昨今、悪い意味で世間の注目を集める脱法ハーブ。相次ぐ交通事故や県議会議員の所持など事件や事故が相次いだことで、政府も本腰を入れて対処すると発表した。
危険性の認識を市民の間に広めるための新しい名称を警察庁などが公募した結果、「危険ドラッグ」と決まった。浸透するかどうかは別問題としても、乱用防止のキャンペーンなどで使用されて、今後の規制や取り締まりはいっそう強化されていくとみられる。
実際、脱法ハーブの販売を広く規制することができれば、一定の抑止力となることは間違いない。だが、脱法ハーブをとりまく現状を取材していくと、規制の進行に連動して起きる意外な現実が浮き彫りになってきた。
●摘発を逃れる意外な手口
これまで違法ではないとして扱われていた脱法ハーブが、規制薬物に指定されることで違法となる。そうなると、すでに販売済みの製品については、所持しているユーザー自身によって廃棄することが求められる。厚生労働省は、個人で焼却すると煙に薬物の成分が含まれてしまうなどの問題が起きるため、所持者が生ゴミなどと一緒にして燃えるゴミとして出すように呼びかけている。
このように個人に処分が委ねられる違法薬物というのも珍しいだろう。裏を返せば、所有している個人を捜査機関が把握して摘発するのは難しいということを示している。また、捜査機関が摘発対象としたいのは個人ではなく、販売店のほうである。ヘッドショップと呼ばれる路面店やインターネットショップは、個人の所有量とは桁違いの在庫を抱えているため、規制されたからといって簡単にすべて処分できるものではない。違法となったハーブの在庫はどこにいくのか。東京・新宿にあるヘッドショップの常連であるAさん(仮名)が、思わぬ保管先について教えてくれた。

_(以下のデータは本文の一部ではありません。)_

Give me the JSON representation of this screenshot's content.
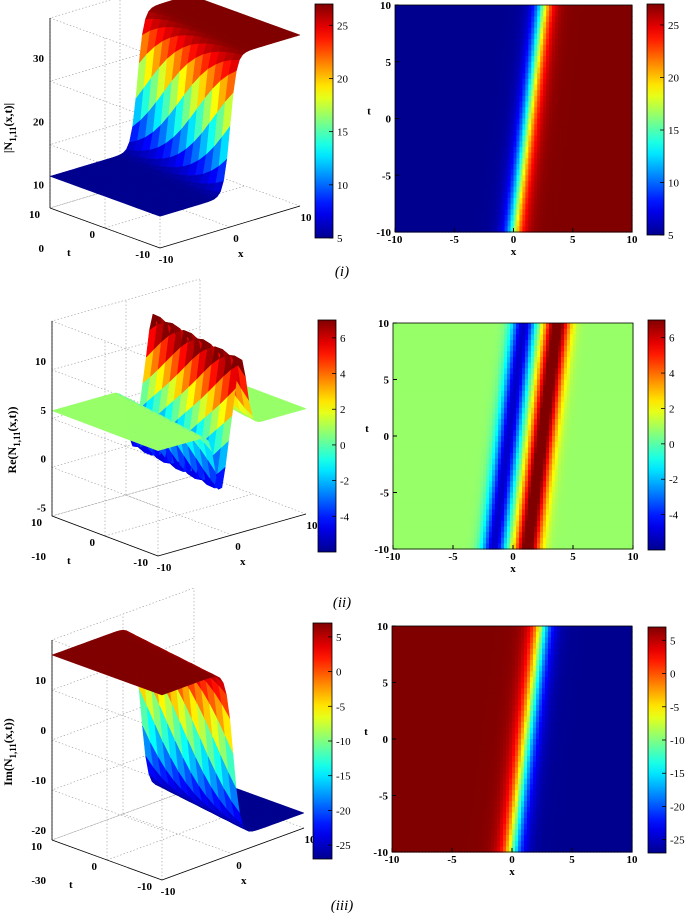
{
  "colors": {
    "jet": [
      "#00008f",
      "#0000ff",
      "#00ffff",
      "#ffff00",
      "#ff0000",
      "#800000"
    ],
    "axis": "#000000",
    "grid": "#9a9a9a"
  },
  "chart_data": [
    {
      "id": "i-surface",
      "type": "surface",
      "panel_caption": "(i)",
      "zlabel": "|N1,11(x,t)|",
      "zlabel_main": "|N",
      "zlabel_sub": "1,11",
      "zlabel_tail": "(x,t)|",
      "xlabel": "x",
      "ylabel": "t",
      "xlim": [
        -10,
        10
      ],
      "tlim": [
        -10,
        10
      ],
      "zlim": [
        0,
        30
      ],
      "zticks": [
        0,
        10,
        20,
        30
      ],
      "xticks": [
        -10,
        0,
        10
      ],
      "tticks": [
        -10,
        0,
        10
      ],
      "shape": "kink",
      "low_value": 5,
      "high_value": 27,
      "front_speed": 0.12,
      "colorbar": {
        "range": [
          5,
          27
        ],
        "ticks": [
          5,
          10,
          15,
          20,
          25
        ]
      }
    },
    {
      "id": "i-density",
      "type": "heatmap",
      "xlabel": "x",
      "ylabel": "t",
      "xlim": [
        -10,
        10
      ],
      "tlim": [
        -10,
        10
      ],
      "xticks": [
        -10,
        -5,
        0,
        5,
        10
      ],
      "tticks": [
        -10,
        -5,
        0,
        5,
        10
      ],
      "shape": "kink",
      "low_value": 5,
      "high_value": 27,
      "center_at_t_minus10": 0,
      "center_at_t_10": 2.5,
      "colorbar": {
        "range": [
          5,
          27
        ],
        "ticks": [
          5,
          10,
          15,
          20,
          25
        ]
      }
    },
    {
      "id": "ii-surface",
      "type": "surface",
      "panel_caption": "(ii)",
      "zlabel": "Re(N1,11(x,t))",
      "zlabel_main": "Re(N",
      "zlabel_sub": "1,11",
      "zlabel_tail": "(x,t))",
      "xlabel": "x",
      "ylabel": "t",
      "xlim": [
        -10,
        10
      ],
      "tlim": [
        -10,
        10
      ],
      "zlim": [
        -10,
        10
      ],
      "zticks": [
        -10,
        -5,
        0,
        5,
        10
      ],
      "xticks": [
        -10,
        0,
        10
      ],
      "tticks": [
        -10,
        0,
        10
      ],
      "shape": "bipolar",
      "background_value": 0.8,
      "peak_value": 7,
      "trough_value": -6,
      "colorbar": {
        "range": [
          -6,
          7
        ],
        "ticks": [
          -4,
          -2,
          0,
          2,
          4,
          6
        ]
      }
    },
    {
      "id": "ii-density",
      "type": "heatmap",
      "xlabel": "x",
      "ylabel": "t",
      "xlim": [
        -10,
        10
      ],
      "tlim": [
        -10,
        10
      ],
      "xticks": [
        -10,
        -5,
        0,
        5,
        10
      ],
      "tticks": [
        -10,
        -5,
        0,
        5,
        10
      ],
      "shape": "bipolar",
      "background_value": 0.8,
      "peak_value": 7,
      "trough_value": -6,
      "center_at_t_minus10": 0,
      "center_at_t_10": 2.5,
      "colorbar": {
        "range": [
          -6,
          7
        ],
        "ticks": [
          -4,
          -2,
          0,
          2,
          4,
          6
        ]
      }
    },
    {
      "id": "iii-surface",
      "type": "surface",
      "panel_caption": "(iii)",
      "zlabel": "Im(N1,11(x,t))",
      "zlabel_main": "Im(N",
      "zlabel_sub": "1,11",
      "zlabel_tail": "(x,t))",
      "xlabel": "x",
      "ylabel": "t",
      "xlim": [
        -10,
        10
      ],
      "tlim": [
        -10,
        10
      ],
      "zlim": [
        -30,
        10
      ],
      "zticks": [
        -30,
        -20,
        -10,
        0,
        10
      ],
      "xticks": [
        -10,
        0,
        10
      ],
      "tticks": [
        -10,
        0,
        10
      ],
      "shape": "antikink",
      "low_value": -27,
      "high_value": 7,
      "colorbar": {
        "range": [
          -27,
          7
        ],
        "ticks": [
          -25,
          -20,
          -15,
          -10,
          -5,
          0,
          5
        ]
      }
    },
    {
      "id": "iii-density",
      "type": "heatmap",
      "xlabel": "x",
      "ylabel": "t",
      "xlim": [
        -10,
        10
      ],
      "tlim": [
        -10,
        10
      ],
      "xticks": [
        -10,
        -5,
        0,
        5,
        10
      ],
      "tticks": [
        -10,
        -5,
        0,
        5,
        10
      ],
      "shape": "antikink",
      "low_value": -27,
      "high_value": 7,
      "center_at_t_minus10": 0,
      "center_at_t_10": 2.5,
      "colorbar": {
        "range": [
          -27,
          7
        ],
        "ticks": [
          -25,
          -20,
          -15,
          -10,
          -5,
          0,
          5
        ]
      }
    }
  ]
}
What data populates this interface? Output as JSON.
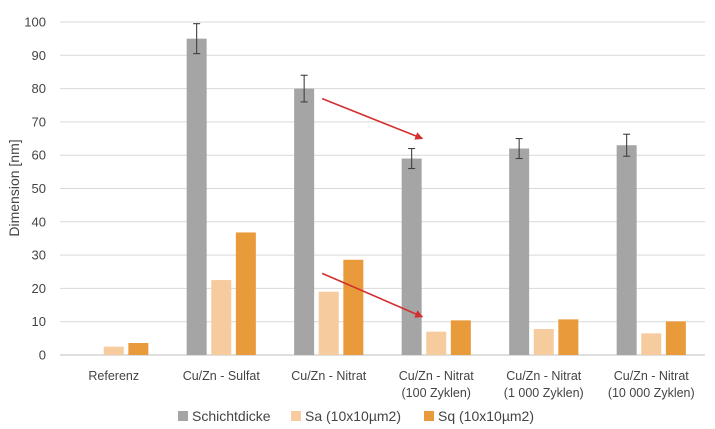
{
  "chart_data": {
    "type": "bar",
    "title": "",
    "xlabel": "",
    "ylabel": "Dimension [nm]",
    "ylim": [
      0,
      100
    ],
    "yticks": [
      0,
      10,
      20,
      30,
      40,
      50,
      60,
      70,
      80,
      90,
      100
    ],
    "grid": true,
    "legend_position": "bottom",
    "categories": [
      [
        "Referenz"
      ],
      [
        "Cu/Zn - Sulfat"
      ],
      [
        "Cu/Zn - Nitrat"
      ],
      [
        "Cu/Zn - Nitrat",
        "(100 Zyklen)"
      ],
      [
        "Cu/Zn - Nitrat",
        "(1 000 Zyklen)"
      ],
      [
        "Cu/Zn - Nitrat",
        "(10 000 Zyklen)"
      ]
    ],
    "series": [
      {
        "name": "Schichtdicke",
        "color": "#a5a5a5",
        "values": [
          0,
          95,
          80,
          59,
          62,
          63
        ],
        "errors": [
          null,
          4.5,
          4,
          3,
          3,
          3.3
        ]
      },
      {
        "name": "Sa (10x10µm2)",
        "color": "#f6cb9e",
        "values": [
          2.5,
          22.5,
          19,
          7,
          7.8,
          6.5
        ]
      },
      {
        "name": "Sq (10x10µm2)",
        "color": "#e99a3b",
        "values": [
          3.6,
          36.8,
          28.6,
          10.4,
          10.7,
          10.1
        ]
      }
    ],
    "annotations": [
      {
        "type": "arrow",
        "color": "#d32f2f",
        "from": {
          "category": 2,
          "value": 77
        },
        "to": {
          "category": 3,
          "value": 65
        }
      },
      {
        "type": "arrow",
        "color": "#d32f2f",
        "from": {
          "category": 2,
          "value": 24.5
        },
        "to": {
          "category": 3,
          "value": 11.5
        }
      }
    ]
  }
}
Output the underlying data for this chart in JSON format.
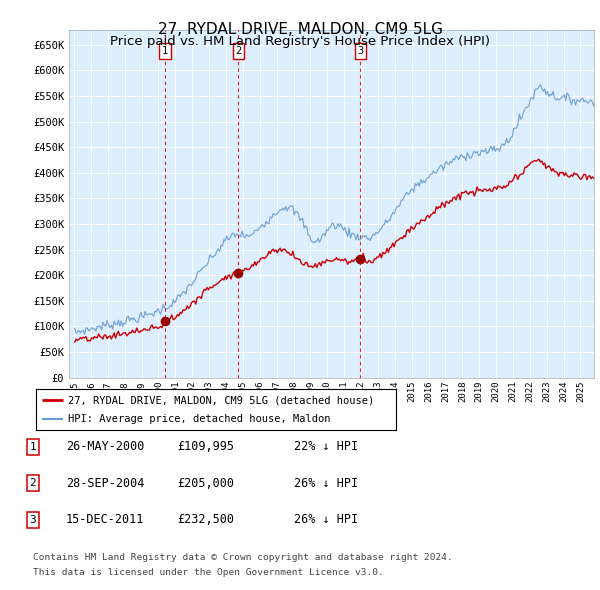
{
  "title": "27, RYDAL DRIVE, MALDON, CM9 5LG",
  "subtitle": "Price paid vs. HM Land Registry's House Price Index (HPI)",
  "ylim": [
    0,
    680000
  ],
  "ytick_vals": [
    0,
    50000,
    100000,
    150000,
    200000,
    250000,
    300000,
    350000,
    400000,
    450000,
    500000,
    550000,
    600000,
    650000
  ],
  "ytick_labels": [
    "£0",
    "£50K",
    "£100K",
    "£150K",
    "£200K",
    "£250K",
    "£300K",
    "£350K",
    "£400K",
    "£450K",
    "£500K",
    "£550K",
    "£600K",
    "£650K"
  ],
  "xlim_min": 1994.7,
  "xlim_max": 2025.8,
  "sale_date_nums": [
    2000.4,
    2004.74,
    2011.96
  ],
  "sale_prices": [
    109995,
    205000,
    232500
  ],
  "sale_labels": [
    "1",
    "2",
    "3"
  ],
  "hpi_color": "#6699cc",
  "red_color": "#cc0000",
  "plot_bg": "#ddeeff",
  "grid_color": "#ffffff",
  "legend_label_red": "27, RYDAL DRIVE, MALDON, CM9 5LG (detached house)",
  "legend_label_blue": "HPI: Average price, detached house, Maldon",
  "table_rows": [
    {
      "num": "1",
      "date": "26-MAY-2000",
      "price": "£109,995",
      "pct": "22% ↓ HPI"
    },
    {
      "num": "2",
      "date": "28-SEP-2004",
      "price": "£205,000",
      "pct": "26% ↓ HPI"
    },
    {
      "num": "3",
      "date": "15-DEC-2011",
      "price": "£232,500",
      "pct": "26% ↓ HPI"
    }
  ],
  "footnote_line1": "Contains HM Land Registry data © Crown copyright and database right 2024.",
  "footnote_line2": "This data is licensed under the Open Government Licence v3.0.",
  "title_fontsize": 11,
  "subtitle_fontsize": 9.5
}
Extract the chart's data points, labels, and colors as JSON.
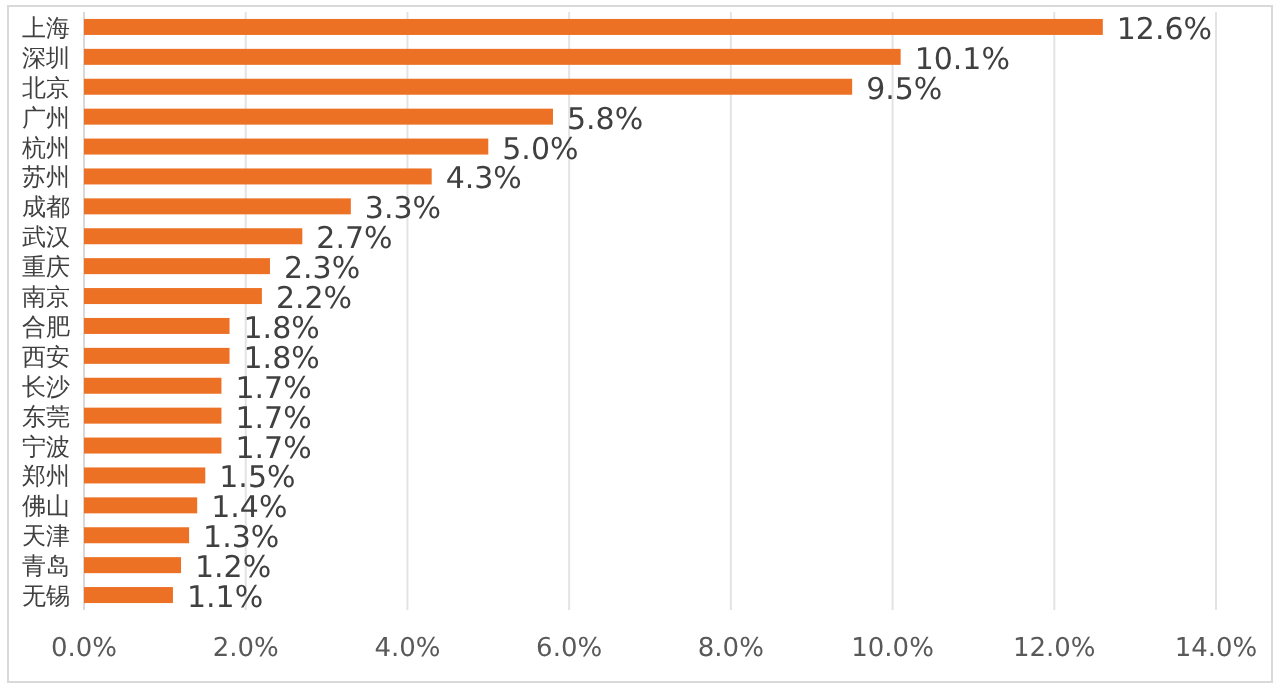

「在庫処分は、どこのお店でも悩みどころだろうと思います。私の家にも箱に詰められた大量のハーブが送りつけられてきました。どういうことか送り主に問いただしたら『違法薬物に指定されたので預かっていてほしい』とのことでした」
Aさんによれば、預かる報酬として「多少なら使ってもいい」と言われており、また、店舗の在庫規模を考えれば「自分だけが預かっているわけではないだろう」という。
違法となったハーブを他人に預けて一時しのぎする業者は、今後も増える可能性が高い。なぜならば「取り締まりが厳しくなっても、見せしめとして何軒か潰れれば、しばらくして他の店はまた元に戻る」「世間の注目が集まる期間だけ逃げ切ればいい」と多くの業者は考えており、分散保管してほとぼりが冷めるまで息を潜めているのだ。
商売人としては、元手を掛けて仕入れた商品をそう簡単にゴミにはできないと考えるだろうが、やり方は犯罪そのものである。とはいえ、Aさんのような一般客に預ければ、店側は警察に通報されるリスクなどもあるだろう。
そこについては、預け先として選ぶ際の基準があるという。それは、もともと違法品である覚せい剤や大麻といったハードドラッグの経験者であることだ。そうした人たちは脱法ハーブを所持することに戸惑いはなく、警察に駆け込む可能性も低い。